L’occhio secco è… una seccatura, un fastidio purtroppo anche molto diffuso. In questi anni abbiamo visto che esistono tantissime forme di occhio secco che richiedono trattamenti diversi a seconda delle cause che hanno modificato le variabili (percentuale acquosa, parte lipidica, volume assoluto) del film lacrimale, con alterazioni nella dinamica dei fluidi corporei. All’origine di questo disturbo c’è infatti un deficit di lubrificazione dell’epitelio e della mucosa, le superfici che mettono in contatto l’interno della palpebra e il tessuto di rivestimento dell’occhio, per cui aumenta l’attrito a ogni battito di ciglia. Cosa possiamo fare dunque per ovviare, e cosa c’entra la cataratta con tutti questi problemi?

L’occhio secco è di natura diversa nel giovane che svolge un lavoro in ambiente inquinato (polveri, allergeni), oppure tra quanti si applicano ore e ore davanti al videoterminale e affaticano la vista anche se adottano un occhiale da computer. Diversi i sintomi nell’occhio secco che si manifesta con la menopausa (squilibri ormonali) o quando si indossano lenti a contatto (secchezza da attrito, effetto meccanico). Questi sono solo alcuni esempi tra i tanti che si possono fare: dopo i cinquant’anni questo fastidio affligge il 30% della popolazione, con un’incidenza quasi doppia nella donna, e più andiamo avanti con gli anni più si avverte.

L’emergenza Coronavirus ha complicato la situazione tanto è vero che è stata coniata una nuova espressione Mask-associated dry eye (MADE) tipico neologismo dell’era Covid-19. La mascherina, nella respirazione, convoglia un andirivieni di flussi d’aria verso l’alto (tanto è vero che d’inverno, inforcando gli occhiali, le lenti si appannano più facilmente). Questo effetto, secondo chi lo ha studiato, potrebbe influenzare la secchezza delle congiuntive oculari dopo ogni atto respiratorio.

Si parla tanto di chirurgia refrattiva e in generale di interventi sofisticati in oftalmologia. Ebbene, uno studio tutto italiano ha indagato la sindrome dell’occhio secco che insorge dopo interventi di rimozione e sostituzione del cristallino nella cataratta senile, parliamo quindi di manovre dettate da finalità terapeutiche. Questo studio, coordinato da Paolo Fogagnolo (Università di Milano), medico oculista e ricercatore presso l’Ospedale San Paolo, ha portato alla ribalta l’impiego, come profilassi preoperatoria, di un mix di principi attivi (vitamina D, vitamina A, omega 3 e liposomi) nella preparazione all’intervento di cataratta. Nella farmacopea ufficiale ora è entrato un collirio che contiene tali componenti.

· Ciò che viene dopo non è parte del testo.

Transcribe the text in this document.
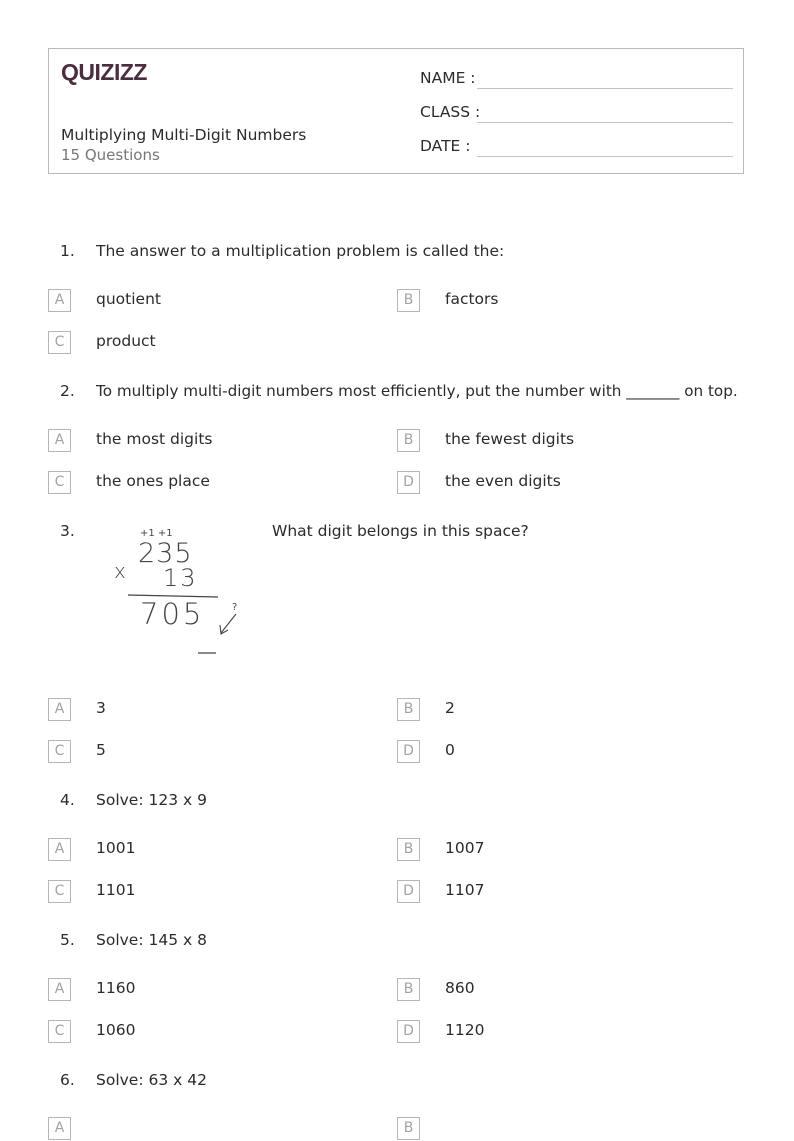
QUIZIZZ
Multiplying Multi-Digit Numbers
15 Questions
NAME :
CLASS :
DATE :
1. The answer to a multiplication problem is called the:
A	quotient	B	factors
C	product
2. To multiply multi-digit numbers most efficiently, put the number with _______ on top.
A	the most digits	B	the fewest digits
C	the ones place	D	the even digits
3.	+1 +1
235
x 13
705	?
What digit belongs in this space?
A	3	B	2
C	5	D	0
4. Solve: 123 x 9
A	1001	B	1007
C	1101	D	1107
5. Solve: 145 x 8
A	1160	B	860
C	1060	D	1120
6. Solve: 63 x 42
A	B
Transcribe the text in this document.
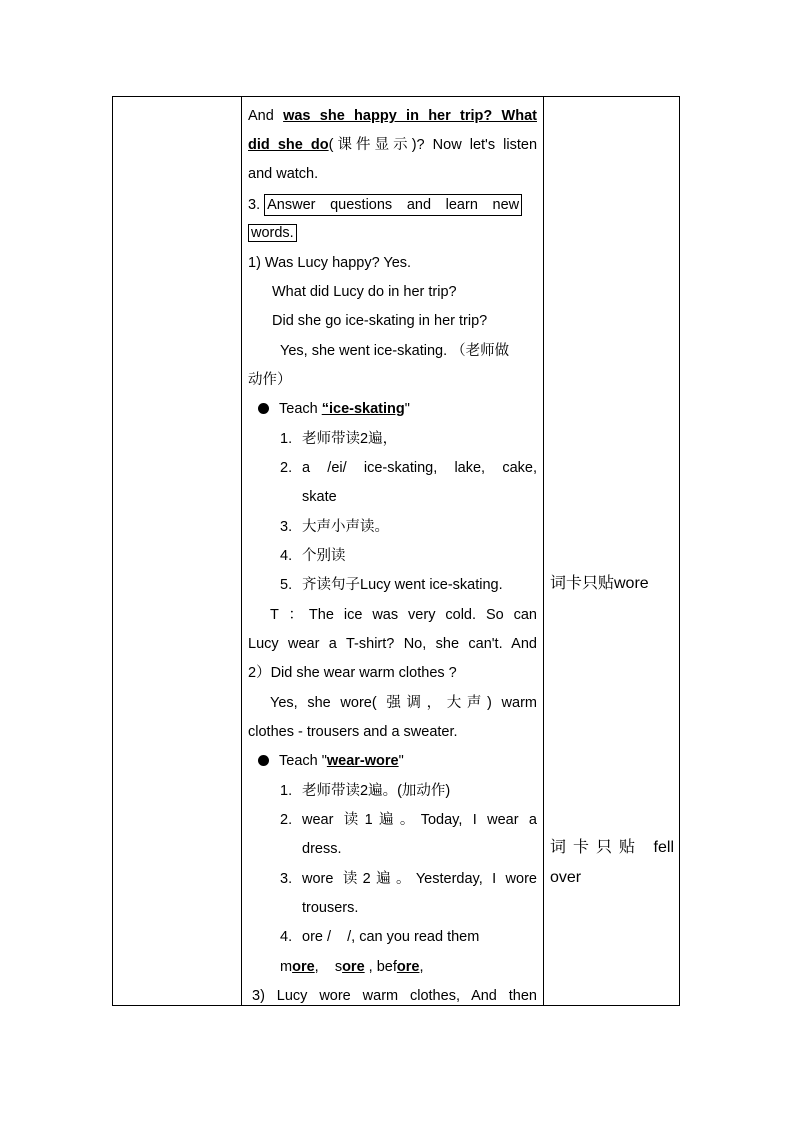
And was she happy in her trip? What
did she do(课件显示)? Now let's listen
and watch.
3. Answer questions and learn new
words.
1) Was Lucy happy? Yes.
What did Lucy do in her trip?
Did she go ice-skating in her trip?
Yes, she went ice-skating. （老师做
动作）
Teach “ice-skating"
1. 老师带读2遍，
2. a /ei/ ice-skating, lake, cake,
skate
3. 大声小声读。
4. 个别读
5. 齐读句子Lucy went ice-skating.
T ：The ice was very cold. So can
Lucy wear a T-shirt? No, she can't. And
2）Did she wear warm clothes ?
Yes, she wore( 强调，大声) warm
clothes - trousers and a sweater.
Teach "wear-wore"
1. 老师带读2遍。(加动作)
2. wear 读1遍。Today, I wear a
dress.
3. wore 读2遍。Yesterday, I wore
trousers.
4. ore /    /, can you read them
more,    sore , before,
3) Lucy wore warm clothes, And then
词卡只贴wore
词卡只贴 fell
over
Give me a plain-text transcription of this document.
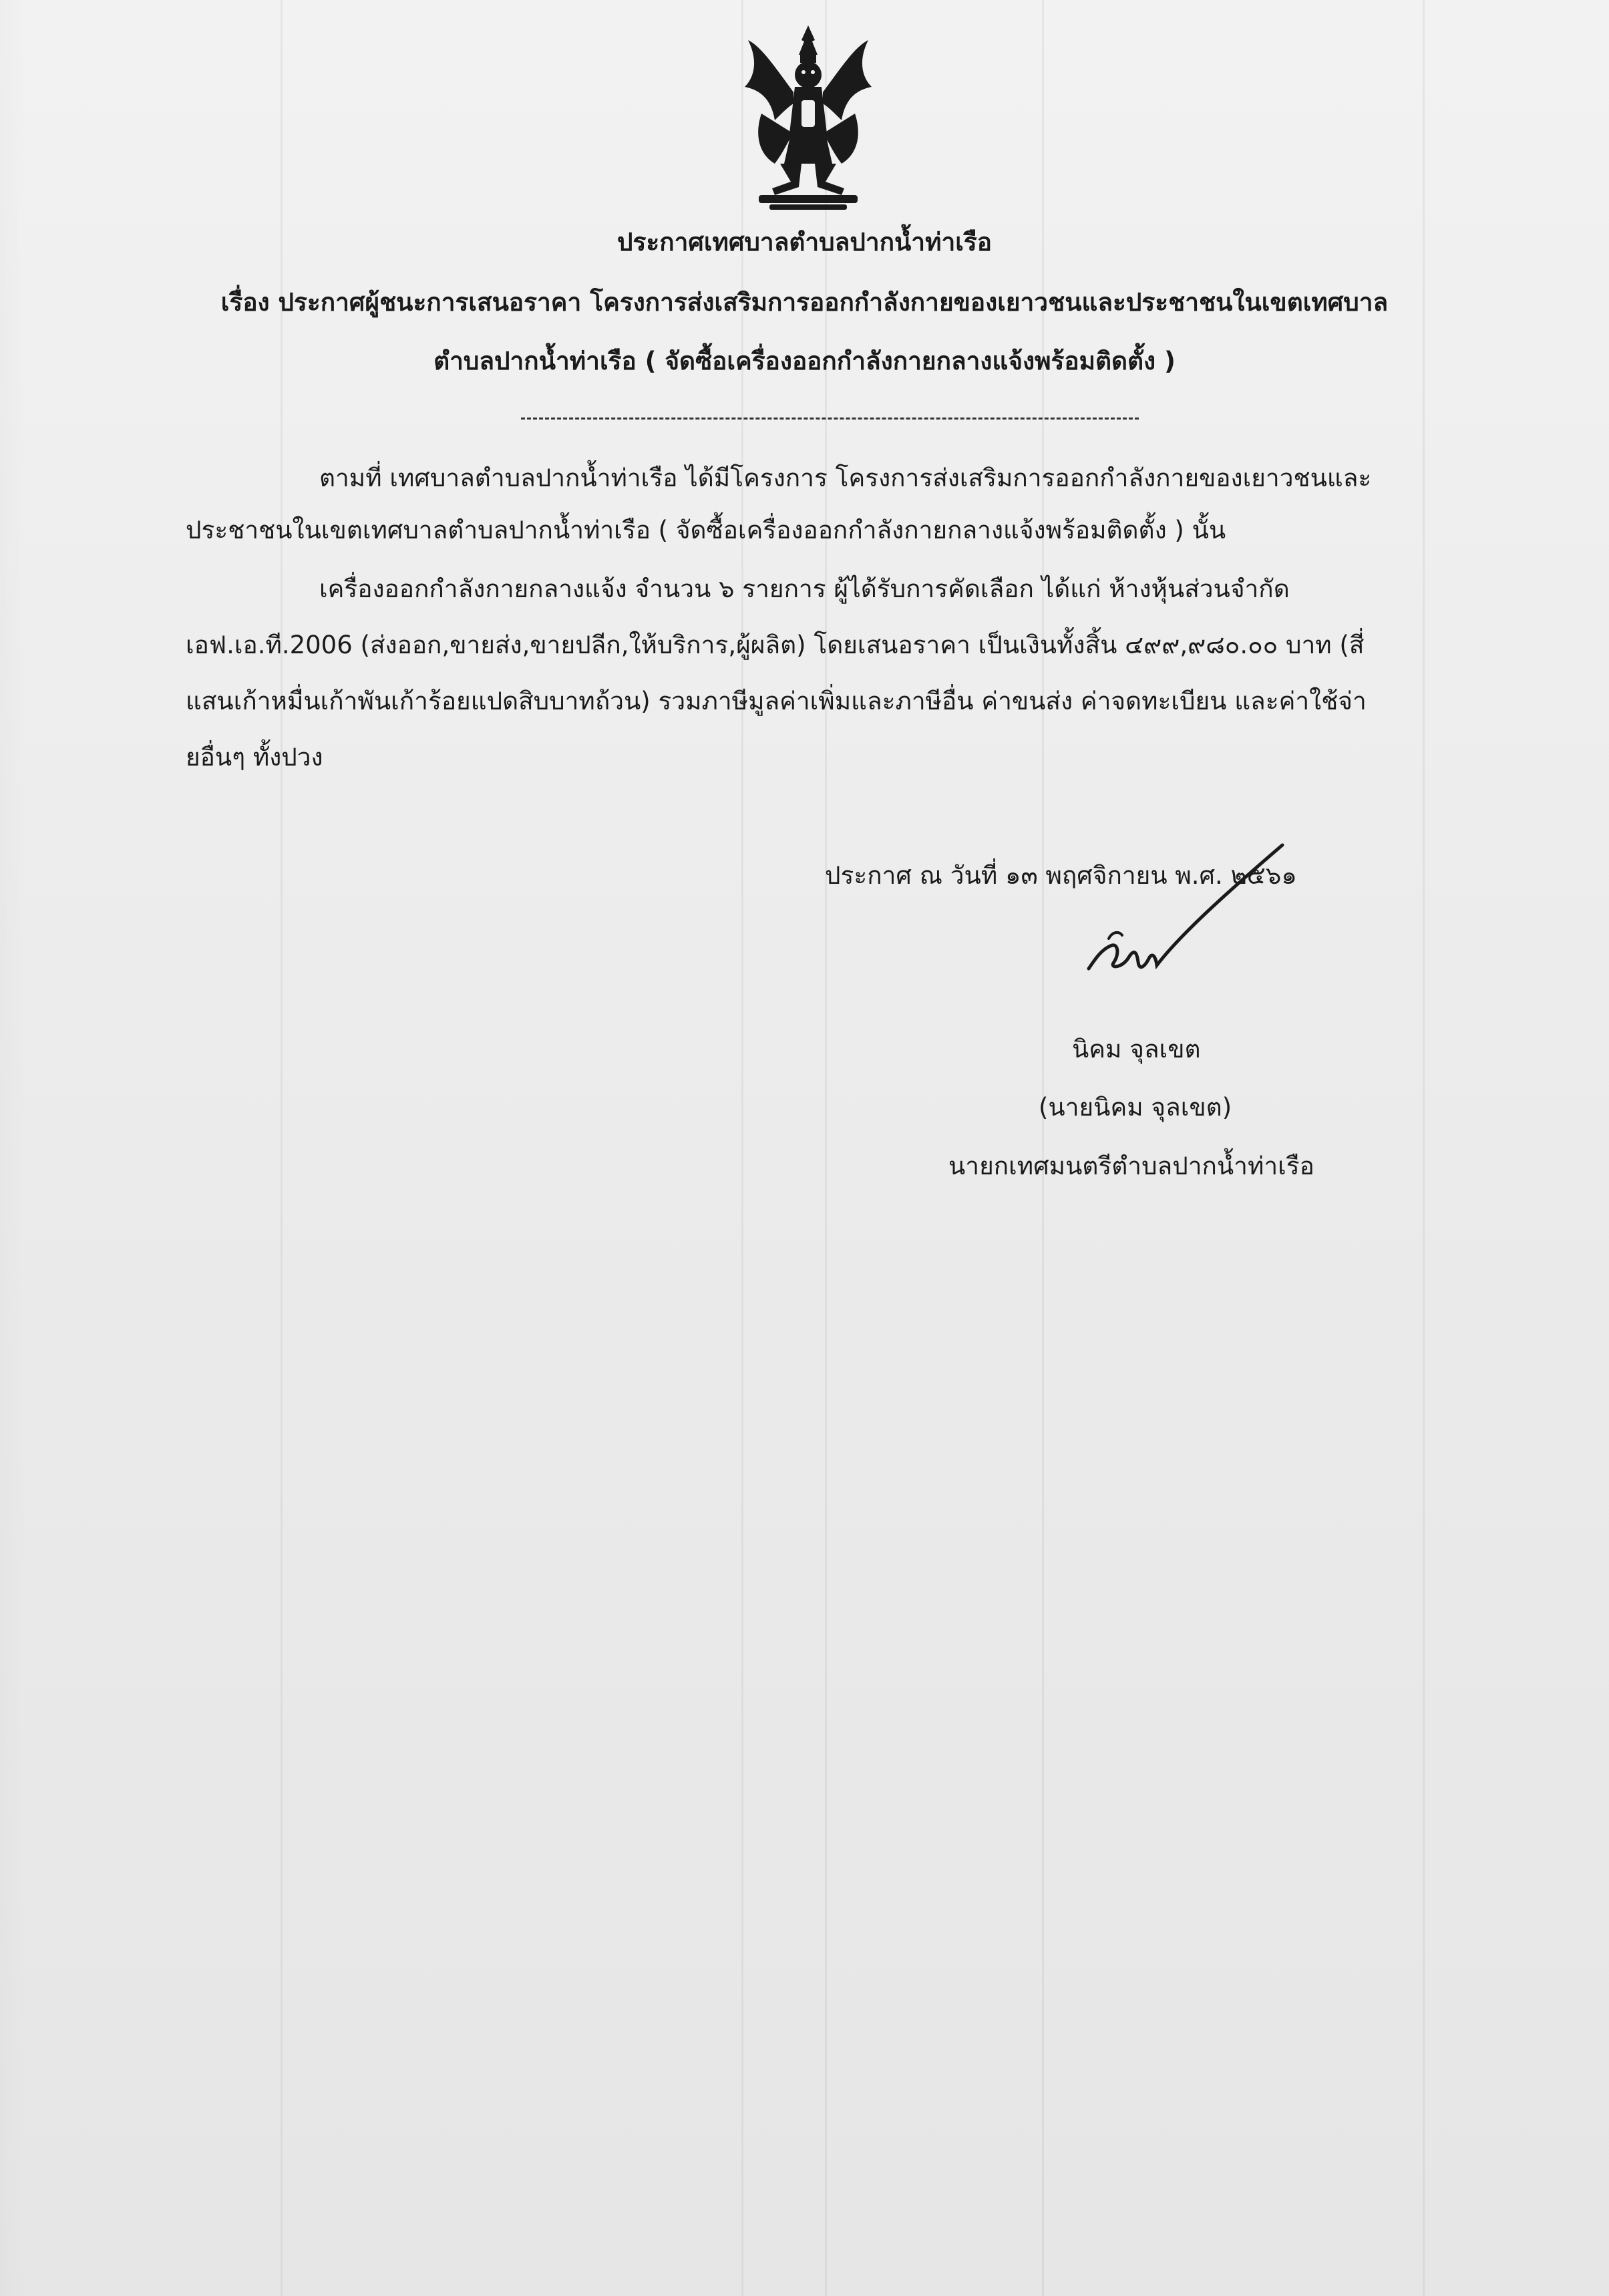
ประกาศเทศบาลตำบลปากน้ำท่าเรือ
เรื่อง ประกาศผู้ชนะการเสนอราคา โครงการส่งเสริมการออกกำลังกายของเยาวชนและประชาชนในเขตเทศบาล
ตำบลปากน้ำท่าเรือ ( จัดซื้อเครื่องออกกำลังกายกลางแจ้งพร้อมติดตั้ง )
ตามที่ เทศบาลตำบลปากน้ำท่าเรือ ได้มีโครงการ โครงการส่งเสริมการออกกำลังกายของเยาวชนและ
ประชาชนในเขตเทศบาลตำบลปากน้ำท่าเรือ ( จัดซื้อเครื่องออกกำลังกายกลางแจ้งพร้อมติดตั้ง ) นั้น
เครื่องออกกำลังกายกลางแจ้ง จำนวน ๖ รายการ ผู้ได้รับการคัดเลือก ได้แก่ ห้างหุ้นส่วนจำกัด
เอฟ.เอ.ที.2006 (ส่งออก,ขายส่ง,ขายปลีก,ให้บริการ,ผู้ผลิต) โดยเสนอราคา เป็นเงินทั้งสิ้น ๔๙๙,๙๘๐.๐๐ บาท (สี่
แสนเก้าหมื่นเก้าพันเก้าร้อยแปดสิบบาทถ้วน) รวมภาษีมูลค่าเพิ่มและภาษีอื่น ค่าขนส่ง ค่าจดทะเบียน และค่าใช้จ่า
ยอื่นๆ ทั้งปวง
ประกาศ ณ วันที่ ๑๓ พฤศจิกายน พ.ศ. ๒๕๖๑
นิคม จุลเขต
(นายนิคม จุลเขต)
นายกเทศมนตรีตำบลปากน้ำท่าเรือ
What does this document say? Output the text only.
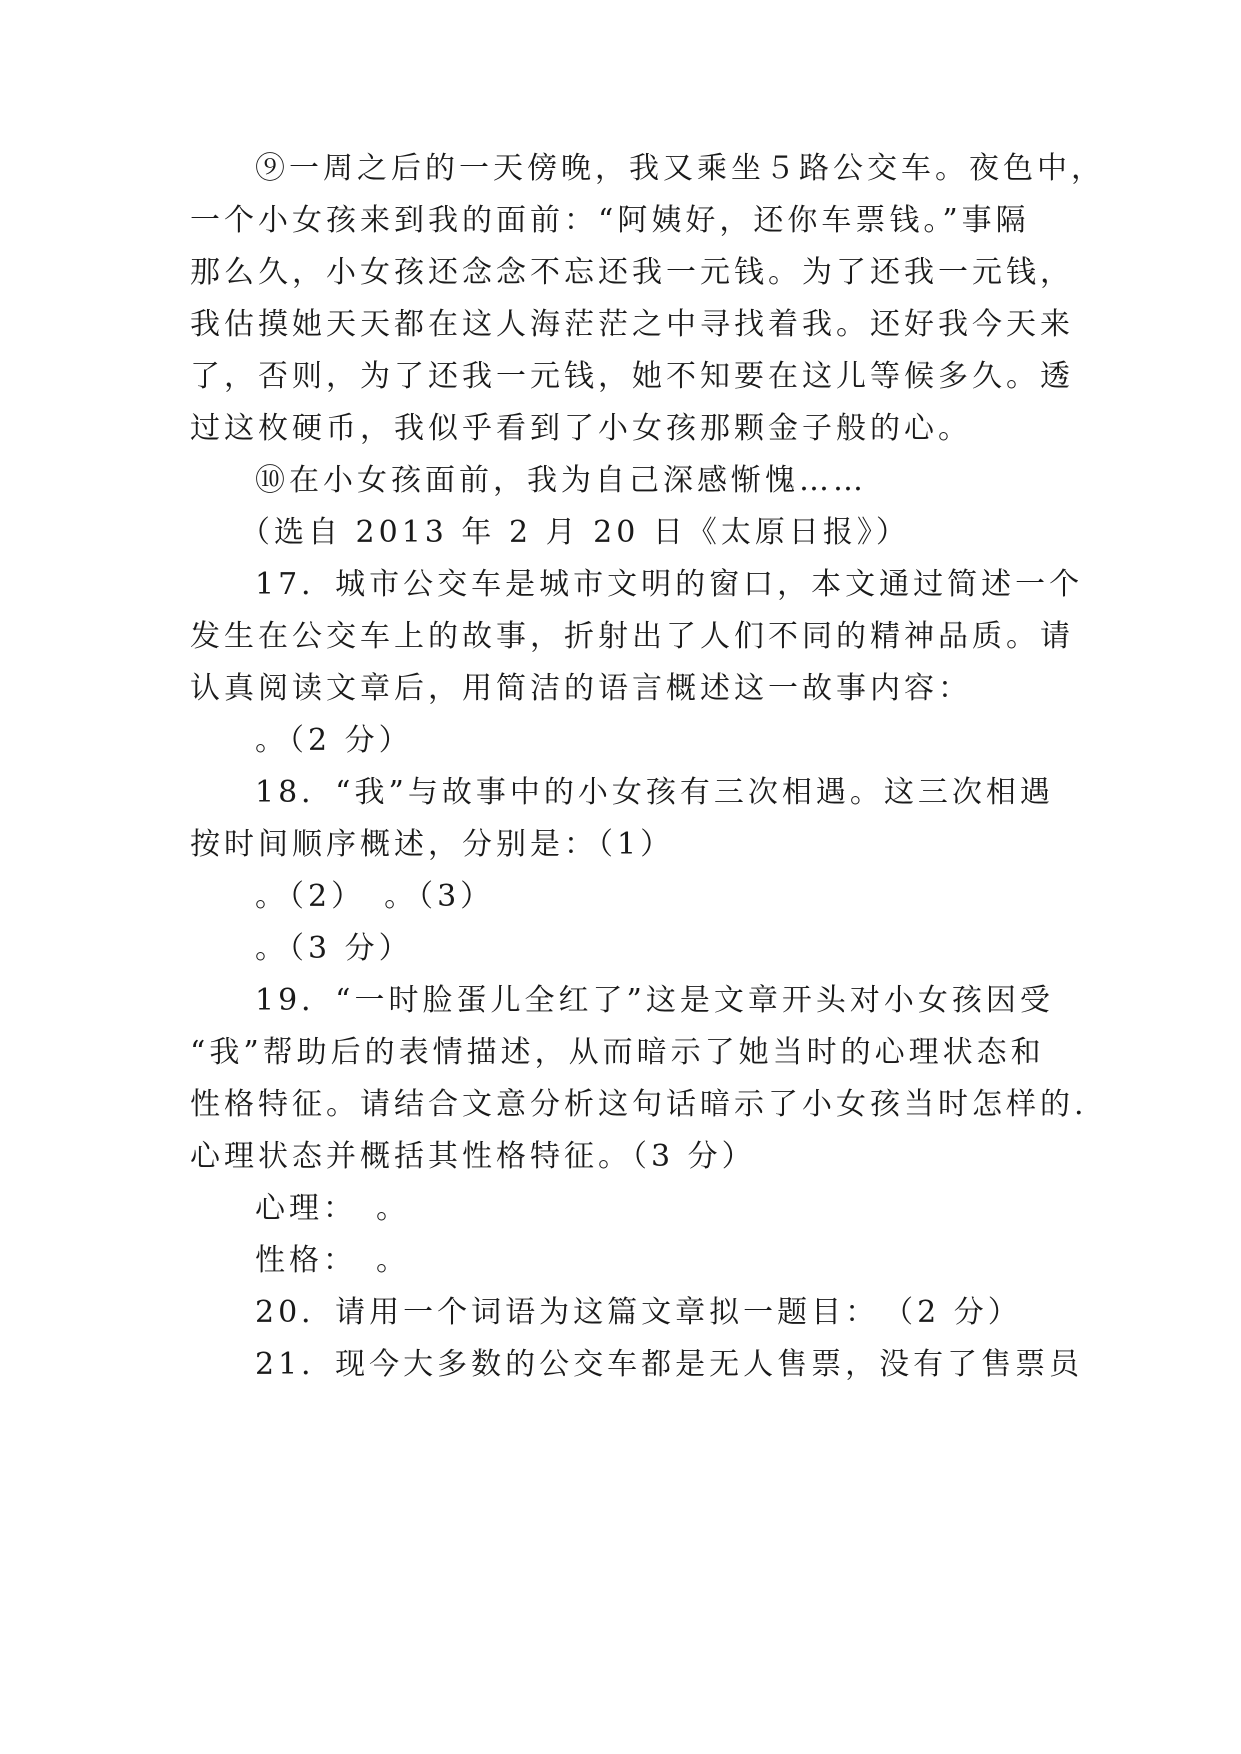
⑨一周之后的一天傍晚，我又乘坐５路公交车。夜色中，
一个小女孩来到我的面前：“阿姨好，还你车票钱。”事隔
那么久，小女孩还念念不忘还我一元钱。为了还我一元钱，
我估摸她天天都在这人海茫茫之中寻找着我。还好我今天来
了，否则，为了还我一元钱，她不知要在这儿等候多久。透
过这枚硬币，我似乎看到了小女孩那颗金子般的心。
⑩在小女孩面前，我为自己深感惭愧……
（选自 2013 年 2 月 20 日《太原日报》）
17．城市公交车是城市文明的窗口，本文通过简述一个
发生在公交车上的故事，折射出了人们不同的精神品质。请
认真阅读文章后，用简洁的语言概述这一故事内容：
。（2 分）
18．“我”与故事中的小女孩有三次相遇。这三次相遇
按时间顺序概述，分别是：（1）
。（2）　。（3）
。（3 分）
19．“一时脸蛋儿全红了”这是文章开头对小女孩因受
“我”帮助后的表情描述，从而暗示了她当时的心理状态和
性格特征。请结合文意分析这句话暗示了小女孩当时怎样的.
心理状态并概括其性格特征。（3 分）
心理：　。
性格：　。
20．请用一个词语为这篇文章拟一题目：　（2 分）
21．现今大多数的公交车都是无人售票，没有了售票员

“L’occhio secco che insorge dopo un intervento di cataratta – dichiara Fogagnolo – può essere un inconveniente transitorio, ma per qualche mese il paziente subisce una serie di ripercussioni legate alle sollecitazioni che l’intervento provoca sulla superficie oculare”. In genere, si prescrivono dei sostituti lacrimali da utilizzare per diversi mesi dopo l’intervento. Ora è da poco disponibile in farmacia un nuovo sostituto lacrimale (adatto a tutti coloro che soffrono di occhio secco) che contiene vitamina D, vitamina A, omega 3 e liposomi, da utilizzare anche prima dell’appuntamento in sala operatoria.

“La popolazione che è maggiormente colpita da occhio secco è anche quella che più spesso si deve sottoporre a intervento di cataratta”, ha scritto Rita Mencucci, Azienda ospedaliera universitaria Careggi, Firenze. “Secondo la letteratura scientifica recente, l’incidenza dell’occhio secco nei pazienti che vanno incontro a intervento di cataratta è circa del 40%, ma la maggior parte di questi è inconsapevole, e questa condizione rappresenta il primo fattore di rischio per l’insorgenza di un occhio secco conclamato postchirurgico”.

Dicevamo del collirio che è stato testato in uno studio italiano condotto su 45 pazienti con un’età media di 75 anni: “Abbiamo misurato alcuni parametri relativi alla superficie oculare – ha spiegato Fogagnolo – come il tempo di rottura del film lacrimale e alcuni sintomi, tra cui la sensazione di corpo estraneo e il bruciore, due settimane prima della sala operatoria, il giorno dell’intervento e in seguito dopo una e poi due settimane dopo l’intervento per verificare se la somministrazione del nuovo collirio comportasse dei miglioramenti, e possiamo dire che la sintomatologia legata all’occhio secco si dimezza dopo utilizzo di questo sostituto lacrimale. Ci attendiamo risultati ancora migliori in pazienti che già soffrono di sindrome dell’occhio secco”, conclude Fogagnolo.